What I mean by prime a number is to get all prime factors of the number.
Sorry for my english, in my language prime and factor are the same :)
clarification (from OP's other post):
What I need is a way to efficiently factor(find prime factors of a number) large numbers(may get to 2048 bits) using C++ and GMP(Gnu Multiple Precession lib) or less preferably any other way. The numbers are practically random so there is little chance it will be hard to factor, and even if the number is hard to factor, I can re-roll the number(can't choose though).
A good start would be some pre-filtering with small primes, say about all primes lower than 100 000 or so. Simply try to divide by every single one of them (create a table which you then load at runtime or have it as static data in your code). It might seem slow and stupid, but if the number is totally random, this will give you some factors very fast with a huge probability. Then look at the remaining number and decide what to do next. If it is quite small (what "small" means is up to you) you could try a primality test (there is something in GMP i think) and if it gives it is a prime, you can in most of the cases trust it. Otherwise you have to factor it further.

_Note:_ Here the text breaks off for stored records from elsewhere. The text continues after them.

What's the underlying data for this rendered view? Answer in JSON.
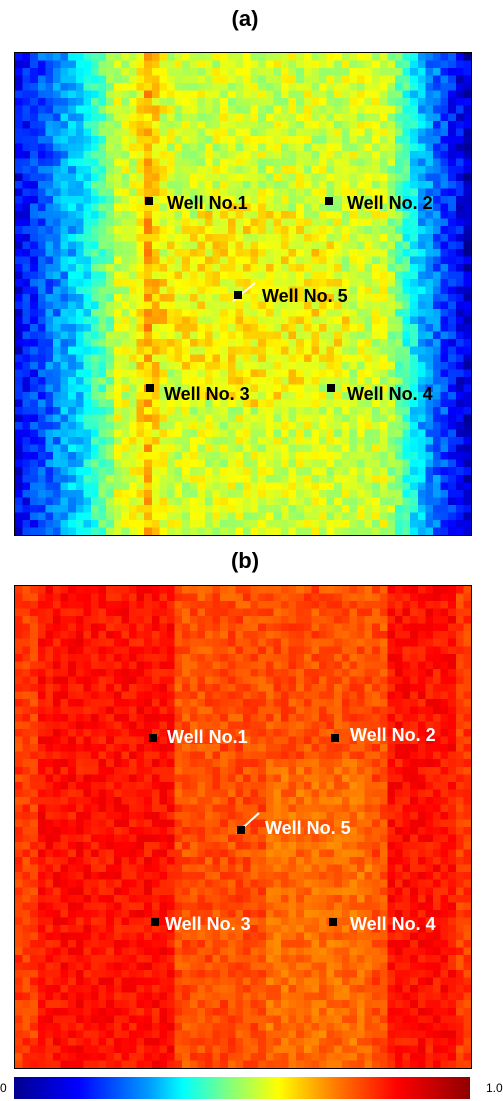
{
  "panel_a": {
    "label": "(a)",
    "wells": {
      "w1": "Well No.1",
      "w2": "Well No. 2",
      "w3": "Well No. 3",
      "w4": "Well No. 4",
      "w5": "Well No. 5"
    }
  },
  "panel_b": {
    "label": "(b)",
    "wells": {
      "w1": "Well No.1",
      "w2": "Well No. 2",
      "w3": "Well No. 3",
      "w4": "Well No. 4",
      "w5": "Well No. 5"
    }
  },
  "colorbar": {
    "min_label": "0",
    "max_label": "1.0",
    "colormap": "jet"
  }
}
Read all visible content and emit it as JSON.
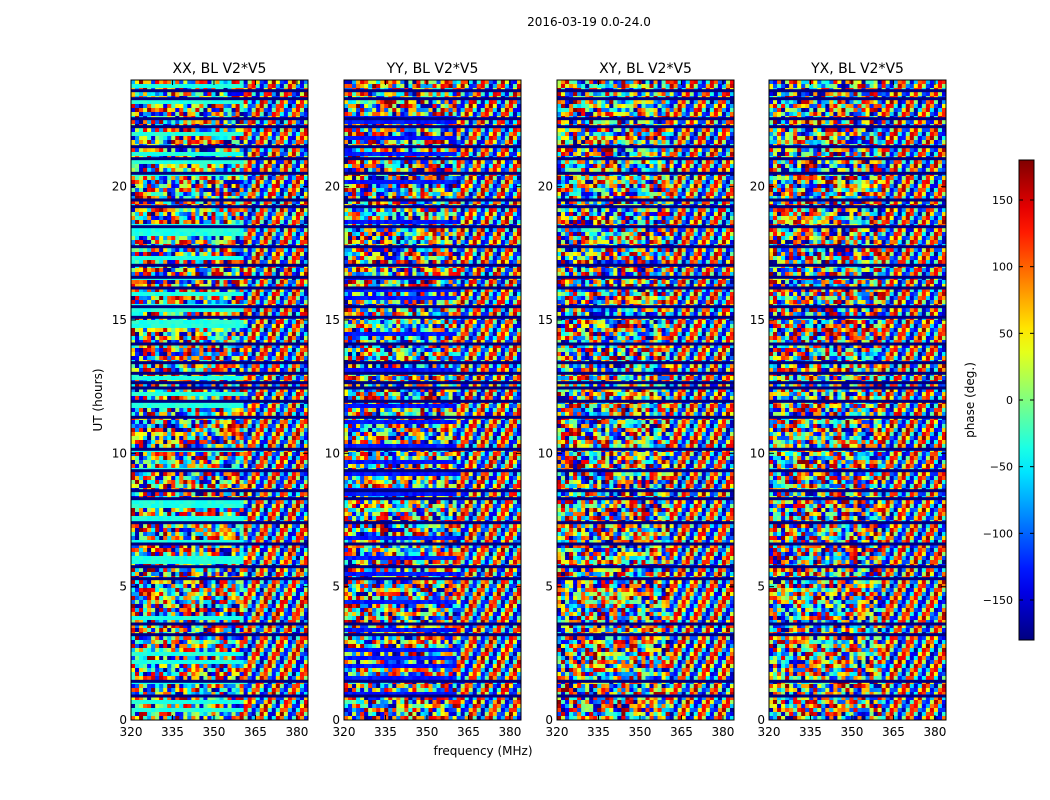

If your numbers are really huge and you care about performance, then you definitely need to implement something more sophisticated than just a stupid division. Look at Quadratic Sieve (try wikipedia). It is quite simple but very powerful. If you are up to the chalenge, try MPQS, a variant of the quadratic sieve algorithm. This forum is a good source of information. There are even existing implementations of a tool you need - see for example this.
Note though that numbers with 1k bits are huge by all means. Factoring such a number (even with MPQS or others) might take years if you are lucky and forever if not. I think that MPQS performs well with numbers of about 100-400 bits (if they are composed of two primes almost equally large, which is the hardest case of course).